Children and adolescents with musculoskeletal pain in primary care: CAM-Pain feasibility study

 
Project reference
 

252

 
Final report date
 

13 July 2017

 
Project start date
 

01 September 2015

 
Project end date
 

31 July 2017

 
Project duration
 

2 years

 
Project keywords
 

Child, Adolescent, Musculoskeletal Pain, Primary Care, Feasibility

 
Lead investigator(s)
 

Professor Kate Dunn, Professor of Epidemiology, Keele University , Dr Paul Campbell Research Associate (temporary CI) Dept Epidemiology, Keele University  

 
NIHR School Collaborators
 

Professor Alistair Hay, Professor of Primary Care, University of Bristol (Co-Applicant, project adviser, expertise in primary care recruitment of children)

 
Collaborators
 
  • Dr Paul Campbell, Keele University (Co-applicant, Principal Investigator)

  • Dr Zoe Michaleff, Research Associate musculoskeletal epidemiology, Keele University

  • Dr LouiseWarburton, GP with special interest in Rheumatology conditions, Shropshire

    (Collaborator, GP project advisor)

  • Professor Alastair Hay, Professor of Primary Care University of Bristol (Co-Applicant, Project advisor, primary care recruitment of children)

 

Project objectives 

Aims and objectives

This study aims to investigate the feasibility of identifying, recruiting and collecting data from children and adolescents who consult in primary care for musculoskeletal symptoms.

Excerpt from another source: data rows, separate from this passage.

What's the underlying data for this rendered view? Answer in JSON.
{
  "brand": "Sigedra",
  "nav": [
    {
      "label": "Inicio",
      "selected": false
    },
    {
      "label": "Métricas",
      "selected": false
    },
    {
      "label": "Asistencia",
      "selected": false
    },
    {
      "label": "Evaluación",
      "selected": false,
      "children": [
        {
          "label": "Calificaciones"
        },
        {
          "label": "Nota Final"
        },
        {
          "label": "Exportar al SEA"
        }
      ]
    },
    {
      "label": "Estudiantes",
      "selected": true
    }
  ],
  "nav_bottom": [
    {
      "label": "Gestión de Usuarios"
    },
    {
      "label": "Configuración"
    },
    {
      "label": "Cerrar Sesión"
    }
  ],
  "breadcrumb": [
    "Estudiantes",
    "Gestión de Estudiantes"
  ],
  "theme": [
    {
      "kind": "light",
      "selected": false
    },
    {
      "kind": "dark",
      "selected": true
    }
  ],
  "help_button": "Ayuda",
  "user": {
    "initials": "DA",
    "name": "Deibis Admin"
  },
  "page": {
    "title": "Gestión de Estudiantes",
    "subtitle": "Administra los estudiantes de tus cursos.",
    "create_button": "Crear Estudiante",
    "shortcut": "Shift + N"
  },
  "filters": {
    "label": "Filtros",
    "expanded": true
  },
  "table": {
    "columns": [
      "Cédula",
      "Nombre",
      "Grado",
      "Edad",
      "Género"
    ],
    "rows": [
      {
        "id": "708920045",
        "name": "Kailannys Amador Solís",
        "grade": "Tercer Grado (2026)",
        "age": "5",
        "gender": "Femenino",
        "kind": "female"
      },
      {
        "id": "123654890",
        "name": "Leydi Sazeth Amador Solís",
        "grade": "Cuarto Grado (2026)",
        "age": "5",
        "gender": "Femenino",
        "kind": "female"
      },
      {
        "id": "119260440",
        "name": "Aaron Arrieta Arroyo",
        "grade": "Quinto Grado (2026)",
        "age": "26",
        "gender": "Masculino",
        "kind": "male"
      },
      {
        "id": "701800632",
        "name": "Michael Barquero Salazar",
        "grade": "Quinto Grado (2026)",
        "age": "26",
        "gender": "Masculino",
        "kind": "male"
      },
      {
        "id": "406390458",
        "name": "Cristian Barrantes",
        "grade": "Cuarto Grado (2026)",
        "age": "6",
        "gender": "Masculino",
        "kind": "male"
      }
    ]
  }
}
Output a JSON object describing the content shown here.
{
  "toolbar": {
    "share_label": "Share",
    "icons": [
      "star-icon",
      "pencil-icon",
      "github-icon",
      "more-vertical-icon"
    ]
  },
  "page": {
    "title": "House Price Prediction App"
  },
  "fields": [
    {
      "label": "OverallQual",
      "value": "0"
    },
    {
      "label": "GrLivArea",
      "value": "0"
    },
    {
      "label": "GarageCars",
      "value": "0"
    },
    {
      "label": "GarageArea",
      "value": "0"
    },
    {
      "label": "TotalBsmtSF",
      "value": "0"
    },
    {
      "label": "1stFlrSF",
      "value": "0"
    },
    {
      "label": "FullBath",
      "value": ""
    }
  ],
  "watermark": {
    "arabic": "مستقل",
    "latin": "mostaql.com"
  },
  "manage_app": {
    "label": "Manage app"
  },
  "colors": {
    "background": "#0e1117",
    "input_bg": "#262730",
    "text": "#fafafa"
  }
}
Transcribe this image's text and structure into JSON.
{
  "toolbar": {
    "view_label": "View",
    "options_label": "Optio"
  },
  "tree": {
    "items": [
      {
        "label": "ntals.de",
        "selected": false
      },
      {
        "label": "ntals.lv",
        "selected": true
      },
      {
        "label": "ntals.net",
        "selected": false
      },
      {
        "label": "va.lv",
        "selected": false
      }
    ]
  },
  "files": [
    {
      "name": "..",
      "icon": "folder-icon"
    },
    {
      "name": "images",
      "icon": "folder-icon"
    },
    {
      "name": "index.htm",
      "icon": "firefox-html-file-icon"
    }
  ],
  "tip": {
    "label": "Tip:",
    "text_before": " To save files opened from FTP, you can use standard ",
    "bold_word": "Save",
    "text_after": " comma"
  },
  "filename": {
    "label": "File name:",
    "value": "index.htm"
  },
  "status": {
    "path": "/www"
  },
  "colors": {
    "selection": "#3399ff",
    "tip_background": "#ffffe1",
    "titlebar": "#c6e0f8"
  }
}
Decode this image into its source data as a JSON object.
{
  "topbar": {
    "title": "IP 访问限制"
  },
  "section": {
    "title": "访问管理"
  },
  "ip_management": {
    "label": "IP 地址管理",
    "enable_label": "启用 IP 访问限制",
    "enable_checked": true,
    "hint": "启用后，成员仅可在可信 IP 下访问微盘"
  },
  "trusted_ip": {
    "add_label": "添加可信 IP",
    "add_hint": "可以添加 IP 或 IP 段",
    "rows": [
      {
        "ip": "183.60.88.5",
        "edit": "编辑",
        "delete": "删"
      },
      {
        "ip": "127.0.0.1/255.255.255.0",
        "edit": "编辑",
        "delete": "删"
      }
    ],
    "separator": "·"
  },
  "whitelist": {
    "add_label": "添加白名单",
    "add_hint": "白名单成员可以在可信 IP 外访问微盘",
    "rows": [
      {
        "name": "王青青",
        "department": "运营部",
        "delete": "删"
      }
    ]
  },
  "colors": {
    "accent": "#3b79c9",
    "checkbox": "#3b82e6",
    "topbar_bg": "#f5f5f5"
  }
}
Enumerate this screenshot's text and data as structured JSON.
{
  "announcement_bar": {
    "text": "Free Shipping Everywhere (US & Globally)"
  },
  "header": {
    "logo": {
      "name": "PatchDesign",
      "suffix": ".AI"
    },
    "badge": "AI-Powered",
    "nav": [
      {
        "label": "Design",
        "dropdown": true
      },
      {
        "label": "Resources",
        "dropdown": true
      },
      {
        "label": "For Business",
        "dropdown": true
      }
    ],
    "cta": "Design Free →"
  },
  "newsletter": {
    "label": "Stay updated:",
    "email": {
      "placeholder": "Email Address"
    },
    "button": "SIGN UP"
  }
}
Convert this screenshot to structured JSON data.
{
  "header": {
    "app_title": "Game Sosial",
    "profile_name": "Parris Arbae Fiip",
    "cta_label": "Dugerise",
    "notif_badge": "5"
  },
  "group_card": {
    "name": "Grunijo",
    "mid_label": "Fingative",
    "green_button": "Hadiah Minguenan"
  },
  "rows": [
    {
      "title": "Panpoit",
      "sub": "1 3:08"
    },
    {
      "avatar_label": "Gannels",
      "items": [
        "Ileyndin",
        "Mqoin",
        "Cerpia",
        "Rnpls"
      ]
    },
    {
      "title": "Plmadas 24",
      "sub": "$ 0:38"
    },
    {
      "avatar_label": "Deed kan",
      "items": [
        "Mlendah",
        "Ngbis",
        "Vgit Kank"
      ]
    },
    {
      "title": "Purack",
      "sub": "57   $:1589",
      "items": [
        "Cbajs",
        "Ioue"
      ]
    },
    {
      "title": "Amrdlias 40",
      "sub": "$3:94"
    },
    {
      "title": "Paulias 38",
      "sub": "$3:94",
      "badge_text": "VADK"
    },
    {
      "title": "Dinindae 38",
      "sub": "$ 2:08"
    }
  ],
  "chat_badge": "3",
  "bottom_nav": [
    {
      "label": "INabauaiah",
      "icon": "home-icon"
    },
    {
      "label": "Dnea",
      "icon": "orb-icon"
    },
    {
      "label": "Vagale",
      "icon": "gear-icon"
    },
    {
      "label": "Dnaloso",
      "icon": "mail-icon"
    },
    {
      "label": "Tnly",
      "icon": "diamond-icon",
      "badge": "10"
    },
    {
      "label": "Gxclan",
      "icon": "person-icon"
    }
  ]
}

Specific objectives to assess:

  • Recruitment process including GP participation, rates of participant identification / invitation, proportion responding to invitation, proportion consenting to participate.
  • Acceptability and burden of data collection methods & measures.
  • Follow-up preferences (postal or electronic data collection) & response rate.
  • Primary outcomes (completion rates, means and standard deviations).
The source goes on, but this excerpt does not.